Author: Eating Well
Shared by My Saratoga Kitchen Table
*Ingredients currently available at the Saratoga Farmers’ Market
• 5 pounds delicata squash*
• 4 shallots, quartered lengthwise*
• 3 Tablespoons extra-virgin olive oil*
• ½ teaspoon sea salt
• ¼ teaspoon pepper
• ½ cup honey*
• ½ cup cider vinegar*
• ½ cup pomegranate seeds
• ¼ cup pine nuts, toasted
• ¼ cup fresh mint, finely chopped*
1. Preheat oven to 400 degrees.
2. Halve squash lengthwise and scoop out the seeds. Cut crosswise into 1-inch slices. Toss the squash slices and shallots with oil, ½ teaspoon salt and pepper in a large bowl. Divide between 2 large rimmed baking sheets.

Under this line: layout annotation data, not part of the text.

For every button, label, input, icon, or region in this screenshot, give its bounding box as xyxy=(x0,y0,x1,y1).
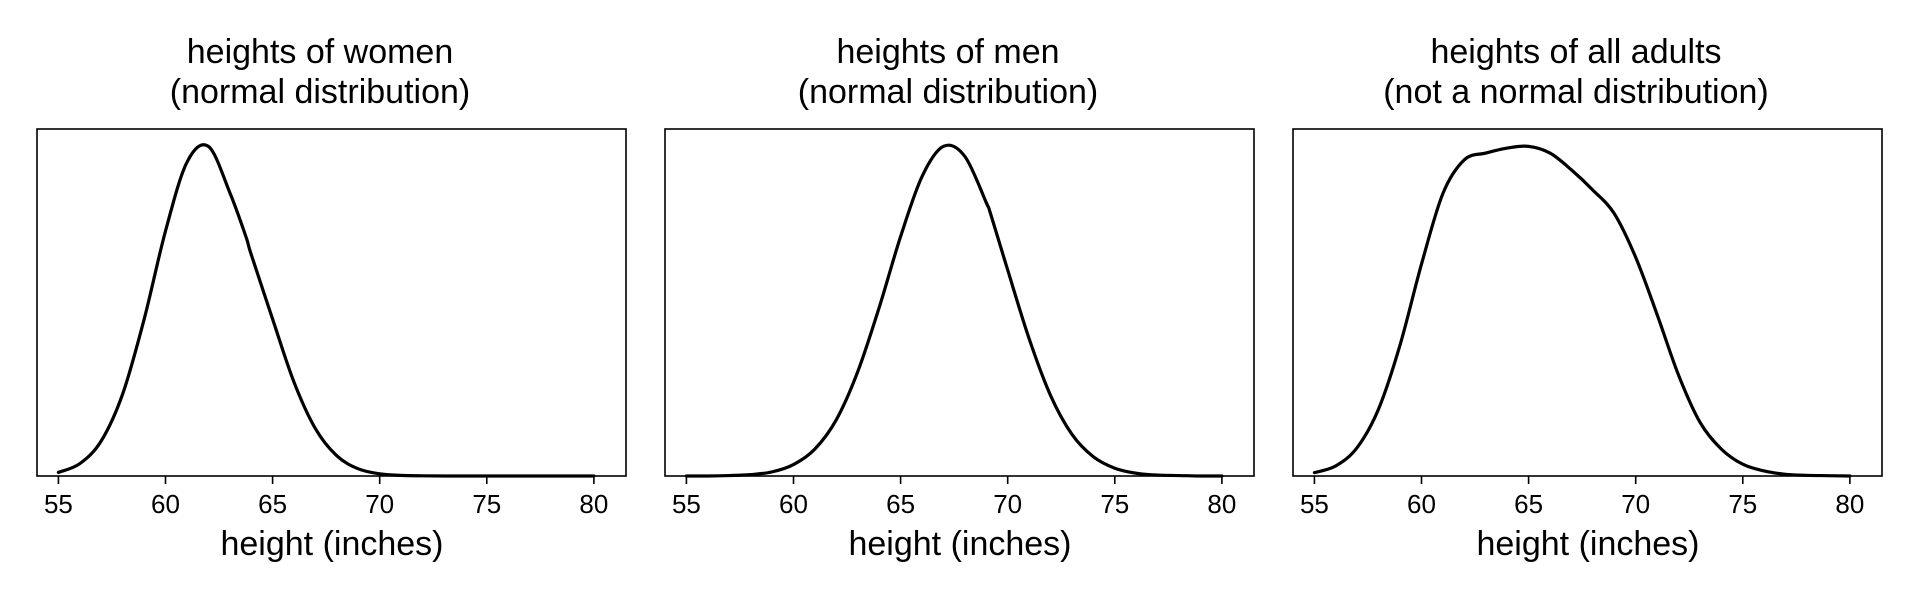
x-tick-label-55: 55 xyxy=(1300,489,1329,519)
x-tick-label-70: 70 xyxy=(1621,489,1650,519)
plot-frame xyxy=(36,128,627,477)
x-axis-label: height (inches) xyxy=(220,525,444,563)
plot-frame xyxy=(1292,128,1883,477)
x-tick-label-75: 75 xyxy=(1100,489,1129,519)
chart-title-line-2: (not a normal distribution) xyxy=(1383,73,1769,111)
chart-panel-all-adults: heights of all adults (not a normal dist… xyxy=(1256,0,1896,600)
chart-panel-women: heights of women (normal distribution) 5… xyxy=(0,0,640,600)
plot-frame xyxy=(664,128,1255,477)
x-tick-label-75: 75 xyxy=(1728,489,1757,519)
chart-plot-women: 55 60 65 70 75 80 xyxy=(36,128,627,519)
chart-plot-all-adults: 55 60 65 70 75 80 xyxy=(1292,128,1883,519)
x-axis-label: height (inches) xyxy=(848,525,1072,563)
x-tick-label-80: 80 xyxy=(1207,489,1236,519)
x-tick-label-60: 60 xyxy=(151,489,180,519)
chart-title-line-1: heights of all adults xyxy=(1430,33,1722,71)
x-tick-label-60: 60 xyxy=(1407,489,1436,519)
density-curve-0 xyxy=(684,143,1224,478)
chart-title-line-1: heights of men xyxy=(836,33,1060,71)
density-curve-0 xyxy=(1312,144,1852,478)
density-curve-0 xyxy=(56,143,596,478)
x-tick-label-70: 70 xyxy=(365,489,394,519)
x-tick-label-65: 65 xyxy=(886,489,915,519)
x-tick-label-80: 80 xyxy=(1835,489,1864,519)
x-tick-label-70: 70 xyxy=(993,489,1022,519)
x-tick-label-75: 75 xyxy=(472,489,501,519)
x-tick-label-55: 55 xyxy=(672,489,701,519)
chart-title-line-1: heights of women xyxy=(186,33,454,71)
x-tick-label-55: 55 xyxy=(44,489,73,519)
chart-panel-men: heights of men (normal distribution) 55 6… xyxy=(628,0,1268,600)
chart-title-line-2: (normal distribution) xyxy=(169,73,471,111)
x-tick-label-65: 65 xyxy=(1514,489,1543,519)
chart-plot-men: 55 60 65 70 75 80 xyxy=(664,128,1255,519)
x-axis-label: height (inches) xyxy=(1476,525,1700,563)
x-tick-label-80: 80 xyxy=(579,489,608,519)
chart-title-line-2: (normal distribution) xyxy=(797,73,1099,111)
x-tick-label-65: 65 xyxy=(258,489,287,519)
x-tick-label-60: 60 xyxy=(779,489,808,519)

3. Roast, turning each pieces over halfway through, until squash is tender and caramelized in spots, 30-40 minutes. Transfer the squash and shallots to a serving platter.
4. A few minutes before serving, combine honey, vinegar in a small saucepan. Bring to boil over high heat. Reduce heat to a lively simmer and cook, watching closely toward the end, until reduced to about ½ cup, 5 to 8 minutes. Immediately drizzle the syrup over the squash. Serve topped with pomegranate seeds, pine nuts and mint.